Selain program pengomposan, DLH Palu juga berupaya memanfaatkan teknologi dalam pengelolaan sampah. Teknologi ini diharapkan dapat mendukung tercapainya tujuan pengelolaan sampah yang ramah lingkungan dan berkelanjutan. Penerapan teknologi modern ini merupakan bagian dari komitmen Pemkot Palu dalam pengelolaan sampah yang lebih efisien dan modern.
Revolusi Pengelolaan Lingkungan Berkelanjutan
Ibnu Mundzir menekankan komitmen Pemkot Palu dalam mewujudkan revolusi besar terhadap pengelolaan lingkungan yang berkelanjutan. "Upaya yang kami lakukan saat ini adalah untuk mewujudkan revolusi besar terhadap pengelolaan lingkungan berkelanjutan dalam menurunkan pembangunan kota ke depan," tuturnya. Perubahan mendasar dalam pengelolaan lingkungan ini telah dirumuskan dalam dokumen Perlindungan dan Pengelolaan Lingkungan Hidup (PPLH).

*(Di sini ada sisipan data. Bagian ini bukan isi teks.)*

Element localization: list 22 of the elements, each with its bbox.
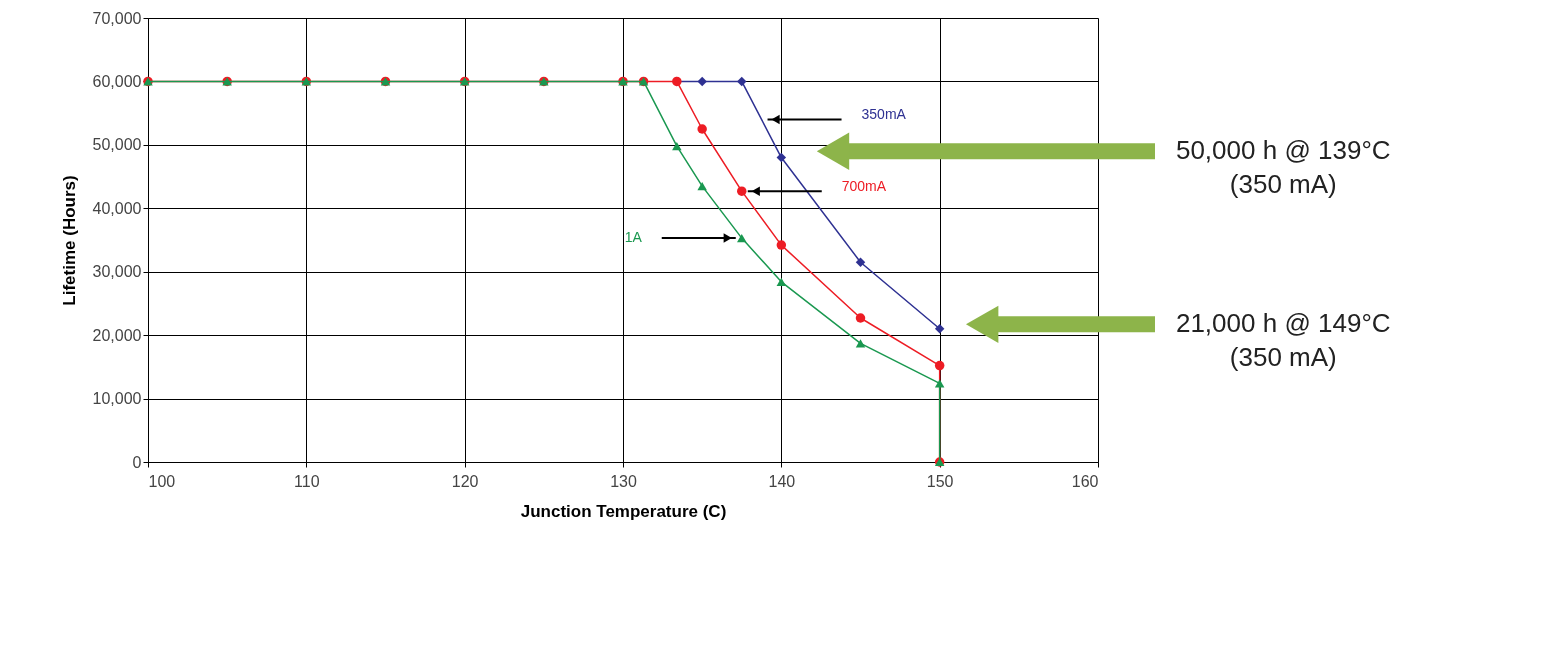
text: 21,000 h @ 149°C (350 mA) [1175,308,1391,373]
text: 50,000 h @ 139°C (350 mA) [1175,135,1391,200]
x-tick-label: 150 [926,472,954,490]
y-axis-title: Lifetime (Hours) [59,175,79,306]
x-axis-title: Junction Temperature (C) [520,501,727,521]
text: 350mA [861,106,907,123]
y-tick-label: 60,000 [92,72,142,90]
y-tick-label: 20,000 [92,326,142,344]
text: 1A [624,229,643,246]
text: 700mA [841,178,887,195]
y-tick-label: 40,000 [92,199,142,217]
x-tick-label: 120 [451,472,479,490]
x-tick-label: 110 [294,472,320,490]
x-tick-label: 130 [610,472,637,490]
x-tick-label: 160 [1071,472,1099,490]
y-tick-label: 50,000 [92,136,142,154]
y-tick-label: 30,000 [92,263,142,281]
x-tick-label: 140 [768,472,796,490]
x-tick-label: 100 [148,472,176,490]
y-tick-label: 0 [132,453,142,471]
y-tick-label: 70,000 [92,9,142,27]
y-tick-label: 10,000 [92,390,142,408]
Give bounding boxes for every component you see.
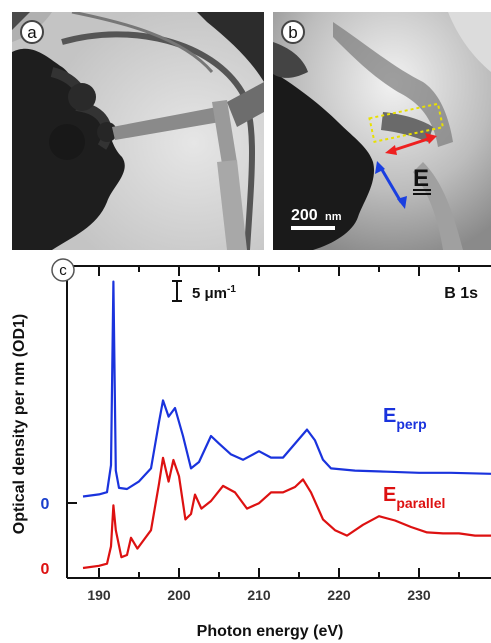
panel-a-label: a	[20, 20, 44, 44]
zero-labels: 00	[41, 496, 50, 578]
x-axis-title: Photon energy (eV)	[197, 623, 344, 640]
panel-a-micrograph: a	[12, 12, 264, 250]
x-tick-label: 200	[167, 587, 191, 603]
scale-bar-value: 200	[291, 207, 318, 224]
spectrum-chart: 190 200 210 220 230 c 5 μm-1 B 1s Eperp Epara…	[11, 258, 491, 640]
x-tick-label: 220	[327, 587, 351, 603]
axis-ticks: 190 200 210 220 230	[87, 266, 460, 603]
analysis-box	[368, 102, 445, 143]
zero-label-perp: 0	[41, 496, 50, 513]
panel-b-image: E 200 nm	[273, 12, 491, 250]
x-tick-label: 210	[247, 587, 271, 603]
series-parallel-line	[82, 456, 491, 570]
panel-c-badge	[51, 258, 75, 282]
plot-frame	[66, 265, 491, 579]
perp-arrow	[375, 161, 407, 209]
legend-parallel: Eparallel	[383, 484, 445, 511]
edge-label: B 1s	[444, 285, 478, 302]
scale-bar-unit: nm	[325, 211, 342, 223]
series-layer	[82, 280, 491, 570]
scale-label: 5 μm	[192, 285, 227, 302]
panel-b-micrograph: E 200 nm b	[273, 12, 491, 250]
x-tick-label: 190	[87, 587, 111, 603]
svg-text:5 μm-1: 5 μm-1	[192, 284, 236, 302]
panel-b-label: b	[281, 20, 305, 44]
panel-c-label: c	[59, 262, 67, 279]
legend: Eperp Eparallel	[383, 405, 445, 511]
zero-label-parallel: 0	[41, 561, 50, 578]
field-label: E	[413, 165, 429, 192]
series-perp-line	[82, 280, 491, 498]
scale-indicator: 5 μm-1	[172, 280, 236, 302]
panel-a-image	[12, 12, 264, 250]
parallel-arrow	[385, 133, 437, 155]
y-axis-title: Optical density per nm (OD1)	[11, 314, 28, 534]
x-tick-label: 230	[407, 587, 431, 603]
scale-label-sup: -1	[227, 284, 236, 295]
scale-bar	[291, 226, 335, 230]
legend-perp: Eperp	[383, 405, 427, 432]
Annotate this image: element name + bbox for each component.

Lebih lanjut, Ibnu Mundzir menjelaskan bahwa perubahan perilaku masyarakat merupakan kunci keberhasilan pengelolaan sampah. "Hal yang paling mendasar adalah gaya hidup. Pemkot Palu saat ini terus mengedukasi masyarakat untuk meningkatkan pemahaman dan kecintaan terhadap kebersihan," katanya. Edukasi dan perubahan perilaku masyarakat menjadi bagian penting dari strategi Pemkot Palu dalam mencapai pengelolaan sampah yang optimal.
Kesimpulan
Pemkot Palu terus berupaya meningkatkan pengelolaan sampah di kota Palu, khususnya dalam menangani sampah organik yang mendominasi TPA Kawatuna. Melalui berbagai program seperti pengaktifan TPS3R, sosialisasi kepada masyarakat, program pengomposan, dan pemanfaatan teknologi, Pemkot Palu berkomitmen untuk mewujudkan pengelolaan lingkungan yang berkelanjutan demi pembangunan kota yang lebih baik di masa depan.